We bought a new TV this weekend, Mariah and I. We went out to Target intending to return some things, look at some others, and maybe look at the TVs. We've been talking about a new TV for a while--the one we had was bought at Sears in 1989 (maybe early 1990), and had decided to provide its own letterboxing for almost everything. Only the letterbox simply cut off the top of the picture. It was great for watching people hit ground balls, not so good for anything else. The debates were amusing--no one had a head. Sometimes the head appeared but the neck was somehow folded so the head just sat on top of the foreshortened body. You get the idea. It was unreliable. Frustratingly, it would sometimes work for hours in a row, then inexplicably shrink the picture just as you were getting used to the idea that it might work. That finally got old. Especially when Mariah just began borrowing my computer to watch DVDs.
We didn't get the TV at Target. They have lots of cheap TVs, any one of which would probably have been just fine, but they are huge. To get a TV with a 20+ inch screen anymore it seems you have to be willing to have something, oh, three or four feet deep. We have a small living room. We wanted something not so huge. We wanted the TV not to take over the living room, not to be the focal point. These big hulking things would have demanded attention, would have dominated the room.
So, in an irony that is lost on none of us, we ended up buying a far pricier flat-panel TV at Circuit City. Yes, we spent more than twice as much money on a TV than we needed to, because we don't want TV to be too important. Um, right. Anyway it's really cute and you can see the whole picture and it's not too obtrusive. And it's a good thing Mark and I are both working, so we can pay for things like this. It's also a good thing, I think, that he was busy on Saturday when Mariah and I went out--we made the decision all by ourselves, and though it took trips to four stores, we were still relatively efficient and decisive. That might not have been the case if we'd all gone together.
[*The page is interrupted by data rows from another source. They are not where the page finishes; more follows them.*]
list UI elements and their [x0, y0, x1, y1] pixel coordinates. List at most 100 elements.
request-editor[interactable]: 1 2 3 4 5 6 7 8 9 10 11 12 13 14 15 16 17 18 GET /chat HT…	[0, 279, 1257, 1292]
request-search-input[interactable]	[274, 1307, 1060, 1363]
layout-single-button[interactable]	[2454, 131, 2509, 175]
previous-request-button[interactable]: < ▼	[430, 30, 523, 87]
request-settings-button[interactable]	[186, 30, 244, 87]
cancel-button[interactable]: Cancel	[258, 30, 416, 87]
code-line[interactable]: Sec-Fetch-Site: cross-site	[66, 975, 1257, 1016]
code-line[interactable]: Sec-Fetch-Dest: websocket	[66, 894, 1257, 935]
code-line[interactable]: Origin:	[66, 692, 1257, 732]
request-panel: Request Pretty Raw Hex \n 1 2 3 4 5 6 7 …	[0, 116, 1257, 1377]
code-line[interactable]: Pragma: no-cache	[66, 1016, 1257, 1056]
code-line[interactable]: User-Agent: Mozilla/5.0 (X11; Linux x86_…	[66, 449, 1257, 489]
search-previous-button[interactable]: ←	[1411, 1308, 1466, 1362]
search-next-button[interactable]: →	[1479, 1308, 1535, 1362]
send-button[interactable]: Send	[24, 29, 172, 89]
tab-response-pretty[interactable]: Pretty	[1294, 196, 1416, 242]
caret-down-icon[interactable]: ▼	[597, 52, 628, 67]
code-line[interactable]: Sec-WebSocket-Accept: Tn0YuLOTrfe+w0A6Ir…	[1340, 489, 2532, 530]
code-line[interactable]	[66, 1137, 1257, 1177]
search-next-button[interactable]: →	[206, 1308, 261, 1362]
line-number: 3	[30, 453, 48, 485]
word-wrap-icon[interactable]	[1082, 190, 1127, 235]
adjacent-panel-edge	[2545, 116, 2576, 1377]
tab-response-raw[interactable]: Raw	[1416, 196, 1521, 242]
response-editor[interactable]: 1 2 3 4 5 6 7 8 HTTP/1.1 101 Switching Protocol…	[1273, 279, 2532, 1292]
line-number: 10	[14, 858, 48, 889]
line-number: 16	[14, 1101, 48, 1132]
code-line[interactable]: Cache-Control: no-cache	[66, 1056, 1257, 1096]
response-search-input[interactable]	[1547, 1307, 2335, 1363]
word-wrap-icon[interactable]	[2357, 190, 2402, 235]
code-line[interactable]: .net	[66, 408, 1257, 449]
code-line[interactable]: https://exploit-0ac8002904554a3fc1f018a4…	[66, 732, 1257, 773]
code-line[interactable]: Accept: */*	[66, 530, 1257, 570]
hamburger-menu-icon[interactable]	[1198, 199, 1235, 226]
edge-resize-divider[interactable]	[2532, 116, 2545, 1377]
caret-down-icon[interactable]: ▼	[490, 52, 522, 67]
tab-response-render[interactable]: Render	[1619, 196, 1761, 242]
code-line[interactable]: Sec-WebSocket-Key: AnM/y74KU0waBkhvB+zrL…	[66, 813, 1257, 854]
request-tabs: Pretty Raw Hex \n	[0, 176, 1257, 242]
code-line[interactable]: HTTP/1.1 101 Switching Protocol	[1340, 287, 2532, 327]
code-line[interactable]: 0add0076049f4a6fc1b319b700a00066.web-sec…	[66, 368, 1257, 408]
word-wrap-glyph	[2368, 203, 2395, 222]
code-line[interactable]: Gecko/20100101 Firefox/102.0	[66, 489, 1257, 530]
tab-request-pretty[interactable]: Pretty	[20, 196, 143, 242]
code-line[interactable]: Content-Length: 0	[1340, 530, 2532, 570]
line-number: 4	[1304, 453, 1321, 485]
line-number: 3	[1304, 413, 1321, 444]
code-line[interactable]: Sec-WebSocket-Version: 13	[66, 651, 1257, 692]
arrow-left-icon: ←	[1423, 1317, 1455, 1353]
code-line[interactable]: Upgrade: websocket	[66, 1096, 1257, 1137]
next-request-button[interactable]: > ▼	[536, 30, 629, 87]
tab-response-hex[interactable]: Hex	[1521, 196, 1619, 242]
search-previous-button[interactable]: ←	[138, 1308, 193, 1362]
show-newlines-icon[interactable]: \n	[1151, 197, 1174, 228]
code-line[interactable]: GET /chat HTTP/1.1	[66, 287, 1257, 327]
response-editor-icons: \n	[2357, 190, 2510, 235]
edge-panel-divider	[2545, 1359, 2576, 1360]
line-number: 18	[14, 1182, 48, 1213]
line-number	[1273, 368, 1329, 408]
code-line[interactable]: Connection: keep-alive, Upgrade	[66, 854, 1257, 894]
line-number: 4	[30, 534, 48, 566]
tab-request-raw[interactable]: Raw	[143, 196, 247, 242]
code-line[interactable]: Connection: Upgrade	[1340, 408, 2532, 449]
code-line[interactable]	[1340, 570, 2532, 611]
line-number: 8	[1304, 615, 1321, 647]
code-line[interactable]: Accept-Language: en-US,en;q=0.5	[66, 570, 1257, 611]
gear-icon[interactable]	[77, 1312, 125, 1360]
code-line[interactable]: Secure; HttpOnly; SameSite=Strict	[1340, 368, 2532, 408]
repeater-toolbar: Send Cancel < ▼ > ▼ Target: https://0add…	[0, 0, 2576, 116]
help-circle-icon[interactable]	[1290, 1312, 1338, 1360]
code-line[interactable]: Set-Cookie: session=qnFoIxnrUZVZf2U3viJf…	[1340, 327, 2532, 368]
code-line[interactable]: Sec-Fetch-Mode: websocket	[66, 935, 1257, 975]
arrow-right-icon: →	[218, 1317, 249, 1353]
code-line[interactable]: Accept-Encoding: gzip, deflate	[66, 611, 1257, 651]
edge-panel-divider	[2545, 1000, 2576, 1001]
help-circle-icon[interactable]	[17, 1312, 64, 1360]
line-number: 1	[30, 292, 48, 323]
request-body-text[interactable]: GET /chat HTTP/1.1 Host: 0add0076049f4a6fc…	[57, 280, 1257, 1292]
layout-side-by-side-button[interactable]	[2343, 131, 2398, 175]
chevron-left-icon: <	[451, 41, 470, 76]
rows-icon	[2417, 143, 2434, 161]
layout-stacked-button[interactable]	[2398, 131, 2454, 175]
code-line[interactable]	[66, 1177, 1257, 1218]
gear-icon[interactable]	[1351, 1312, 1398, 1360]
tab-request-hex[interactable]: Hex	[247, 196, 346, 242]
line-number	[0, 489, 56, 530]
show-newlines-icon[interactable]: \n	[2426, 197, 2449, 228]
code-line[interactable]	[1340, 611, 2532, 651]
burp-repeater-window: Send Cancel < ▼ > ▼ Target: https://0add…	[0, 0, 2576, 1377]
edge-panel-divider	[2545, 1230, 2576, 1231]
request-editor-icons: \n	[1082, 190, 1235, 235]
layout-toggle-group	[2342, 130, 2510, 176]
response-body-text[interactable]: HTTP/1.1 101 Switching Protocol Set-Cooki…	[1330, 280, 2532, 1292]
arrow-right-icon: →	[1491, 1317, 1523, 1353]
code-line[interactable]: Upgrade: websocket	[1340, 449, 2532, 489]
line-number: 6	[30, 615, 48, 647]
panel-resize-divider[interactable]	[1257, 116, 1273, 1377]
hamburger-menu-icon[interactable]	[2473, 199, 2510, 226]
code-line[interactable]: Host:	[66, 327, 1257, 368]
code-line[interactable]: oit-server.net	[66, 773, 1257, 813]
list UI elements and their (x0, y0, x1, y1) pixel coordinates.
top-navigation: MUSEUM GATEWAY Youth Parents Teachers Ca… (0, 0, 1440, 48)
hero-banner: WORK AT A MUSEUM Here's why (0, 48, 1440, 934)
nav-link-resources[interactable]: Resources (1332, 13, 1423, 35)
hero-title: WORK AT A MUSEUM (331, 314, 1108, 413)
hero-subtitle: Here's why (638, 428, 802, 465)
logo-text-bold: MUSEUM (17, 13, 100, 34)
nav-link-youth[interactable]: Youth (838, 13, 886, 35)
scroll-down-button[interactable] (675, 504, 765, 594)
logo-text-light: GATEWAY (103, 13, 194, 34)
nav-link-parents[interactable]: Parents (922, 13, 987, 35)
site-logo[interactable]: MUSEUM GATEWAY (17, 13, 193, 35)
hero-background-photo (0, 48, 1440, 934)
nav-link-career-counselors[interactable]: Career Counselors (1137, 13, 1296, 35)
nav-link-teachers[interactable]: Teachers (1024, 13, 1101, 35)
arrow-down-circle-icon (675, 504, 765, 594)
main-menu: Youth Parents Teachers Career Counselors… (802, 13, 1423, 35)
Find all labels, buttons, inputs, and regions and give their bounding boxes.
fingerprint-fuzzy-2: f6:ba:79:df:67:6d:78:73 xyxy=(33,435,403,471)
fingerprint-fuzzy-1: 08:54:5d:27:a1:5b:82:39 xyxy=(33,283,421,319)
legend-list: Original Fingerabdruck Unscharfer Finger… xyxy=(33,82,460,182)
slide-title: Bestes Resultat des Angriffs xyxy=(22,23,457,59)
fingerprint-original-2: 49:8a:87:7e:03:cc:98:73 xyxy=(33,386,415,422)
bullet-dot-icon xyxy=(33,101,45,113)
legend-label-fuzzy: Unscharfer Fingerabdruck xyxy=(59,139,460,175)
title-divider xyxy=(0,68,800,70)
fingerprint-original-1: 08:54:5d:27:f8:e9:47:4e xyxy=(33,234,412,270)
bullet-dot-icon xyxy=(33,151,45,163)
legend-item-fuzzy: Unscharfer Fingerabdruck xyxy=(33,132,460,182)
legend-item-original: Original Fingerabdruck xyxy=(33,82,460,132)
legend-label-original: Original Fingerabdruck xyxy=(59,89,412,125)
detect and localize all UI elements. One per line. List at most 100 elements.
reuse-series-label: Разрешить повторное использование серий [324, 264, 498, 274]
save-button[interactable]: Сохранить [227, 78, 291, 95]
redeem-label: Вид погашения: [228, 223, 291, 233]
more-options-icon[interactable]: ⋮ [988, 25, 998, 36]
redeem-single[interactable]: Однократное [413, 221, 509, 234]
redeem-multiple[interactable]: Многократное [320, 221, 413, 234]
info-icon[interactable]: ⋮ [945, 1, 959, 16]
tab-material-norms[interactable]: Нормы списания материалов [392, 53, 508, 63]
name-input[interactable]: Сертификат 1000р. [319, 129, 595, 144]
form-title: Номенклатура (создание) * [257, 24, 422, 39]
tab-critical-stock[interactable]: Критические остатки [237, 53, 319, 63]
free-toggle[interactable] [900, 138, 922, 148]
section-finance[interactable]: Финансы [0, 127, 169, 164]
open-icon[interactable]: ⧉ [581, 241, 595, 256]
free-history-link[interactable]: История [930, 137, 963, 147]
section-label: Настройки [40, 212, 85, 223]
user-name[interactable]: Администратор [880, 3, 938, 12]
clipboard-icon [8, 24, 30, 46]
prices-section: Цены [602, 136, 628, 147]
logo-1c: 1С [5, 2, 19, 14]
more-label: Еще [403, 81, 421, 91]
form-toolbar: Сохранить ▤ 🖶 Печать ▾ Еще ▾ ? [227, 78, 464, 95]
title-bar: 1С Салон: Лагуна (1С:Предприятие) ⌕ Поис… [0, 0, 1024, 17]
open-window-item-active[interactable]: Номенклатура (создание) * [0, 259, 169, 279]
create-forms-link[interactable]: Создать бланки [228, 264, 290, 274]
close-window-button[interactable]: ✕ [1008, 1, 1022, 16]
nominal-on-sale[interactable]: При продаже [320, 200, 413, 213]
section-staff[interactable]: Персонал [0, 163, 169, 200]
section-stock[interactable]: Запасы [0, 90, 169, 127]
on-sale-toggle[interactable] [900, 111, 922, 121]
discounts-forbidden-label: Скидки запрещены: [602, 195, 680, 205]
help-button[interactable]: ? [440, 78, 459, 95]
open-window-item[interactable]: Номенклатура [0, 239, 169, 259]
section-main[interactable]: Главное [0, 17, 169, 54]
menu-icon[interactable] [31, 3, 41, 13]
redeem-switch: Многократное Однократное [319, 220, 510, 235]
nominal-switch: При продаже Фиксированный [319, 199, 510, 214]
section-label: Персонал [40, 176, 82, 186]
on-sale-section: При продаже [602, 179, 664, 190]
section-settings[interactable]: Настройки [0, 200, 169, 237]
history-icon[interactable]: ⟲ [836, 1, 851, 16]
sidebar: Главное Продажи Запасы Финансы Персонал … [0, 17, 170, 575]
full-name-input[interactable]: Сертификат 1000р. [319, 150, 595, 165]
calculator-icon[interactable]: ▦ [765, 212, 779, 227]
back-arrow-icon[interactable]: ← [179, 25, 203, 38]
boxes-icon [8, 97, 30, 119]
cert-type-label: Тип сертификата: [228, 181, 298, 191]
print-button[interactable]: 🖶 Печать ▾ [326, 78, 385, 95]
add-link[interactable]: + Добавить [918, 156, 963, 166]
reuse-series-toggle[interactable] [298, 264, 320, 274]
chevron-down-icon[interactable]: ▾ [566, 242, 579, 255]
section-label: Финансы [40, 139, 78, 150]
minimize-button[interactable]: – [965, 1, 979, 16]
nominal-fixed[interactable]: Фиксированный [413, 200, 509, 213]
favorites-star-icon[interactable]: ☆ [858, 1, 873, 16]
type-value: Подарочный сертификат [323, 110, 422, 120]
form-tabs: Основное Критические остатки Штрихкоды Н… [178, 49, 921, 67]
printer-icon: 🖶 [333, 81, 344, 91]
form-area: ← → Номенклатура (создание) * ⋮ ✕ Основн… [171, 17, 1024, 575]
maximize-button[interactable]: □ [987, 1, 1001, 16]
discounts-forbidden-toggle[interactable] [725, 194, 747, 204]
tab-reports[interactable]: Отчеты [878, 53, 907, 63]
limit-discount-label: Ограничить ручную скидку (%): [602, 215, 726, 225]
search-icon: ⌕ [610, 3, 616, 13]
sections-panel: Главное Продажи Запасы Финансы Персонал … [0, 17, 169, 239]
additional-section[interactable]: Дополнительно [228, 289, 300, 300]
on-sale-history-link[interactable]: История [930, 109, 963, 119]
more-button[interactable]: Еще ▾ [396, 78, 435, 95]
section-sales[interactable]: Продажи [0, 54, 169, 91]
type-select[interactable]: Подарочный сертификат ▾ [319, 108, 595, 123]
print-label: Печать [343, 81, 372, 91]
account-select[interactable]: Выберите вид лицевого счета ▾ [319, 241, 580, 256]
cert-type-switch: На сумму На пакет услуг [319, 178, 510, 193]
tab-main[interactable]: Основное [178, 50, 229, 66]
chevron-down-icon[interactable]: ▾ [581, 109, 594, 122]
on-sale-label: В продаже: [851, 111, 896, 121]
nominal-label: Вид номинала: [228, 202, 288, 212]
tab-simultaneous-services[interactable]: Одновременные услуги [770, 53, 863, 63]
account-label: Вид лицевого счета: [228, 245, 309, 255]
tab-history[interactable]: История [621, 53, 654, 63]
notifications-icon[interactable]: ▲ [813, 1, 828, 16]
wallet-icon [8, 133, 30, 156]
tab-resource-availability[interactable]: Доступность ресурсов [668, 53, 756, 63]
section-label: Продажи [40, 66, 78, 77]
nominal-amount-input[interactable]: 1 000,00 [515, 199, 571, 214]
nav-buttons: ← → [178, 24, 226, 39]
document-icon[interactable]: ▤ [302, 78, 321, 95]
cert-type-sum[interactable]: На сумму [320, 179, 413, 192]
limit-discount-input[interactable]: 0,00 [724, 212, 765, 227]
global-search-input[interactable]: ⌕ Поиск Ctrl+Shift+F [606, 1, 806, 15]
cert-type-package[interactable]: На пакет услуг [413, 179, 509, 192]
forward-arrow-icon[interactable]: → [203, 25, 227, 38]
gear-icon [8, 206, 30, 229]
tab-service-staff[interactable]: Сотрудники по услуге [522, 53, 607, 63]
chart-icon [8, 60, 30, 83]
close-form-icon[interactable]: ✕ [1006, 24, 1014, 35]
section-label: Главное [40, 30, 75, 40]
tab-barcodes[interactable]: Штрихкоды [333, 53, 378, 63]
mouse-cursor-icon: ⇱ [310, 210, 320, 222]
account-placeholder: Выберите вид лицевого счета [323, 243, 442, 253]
We still need a new refrigerator (this one is over ten years old, but we're not quite sure how much more...because we can't remember, not because we didn't buy it ourselves). And a new stove, probably--we've been in this house ten years now, and the stove was surely nowhere near new when we moved in. But the stove is the least of our worries--it's merely ugly, while the fridge is dripping inside and will probably not keep things cold much longer. Blecch.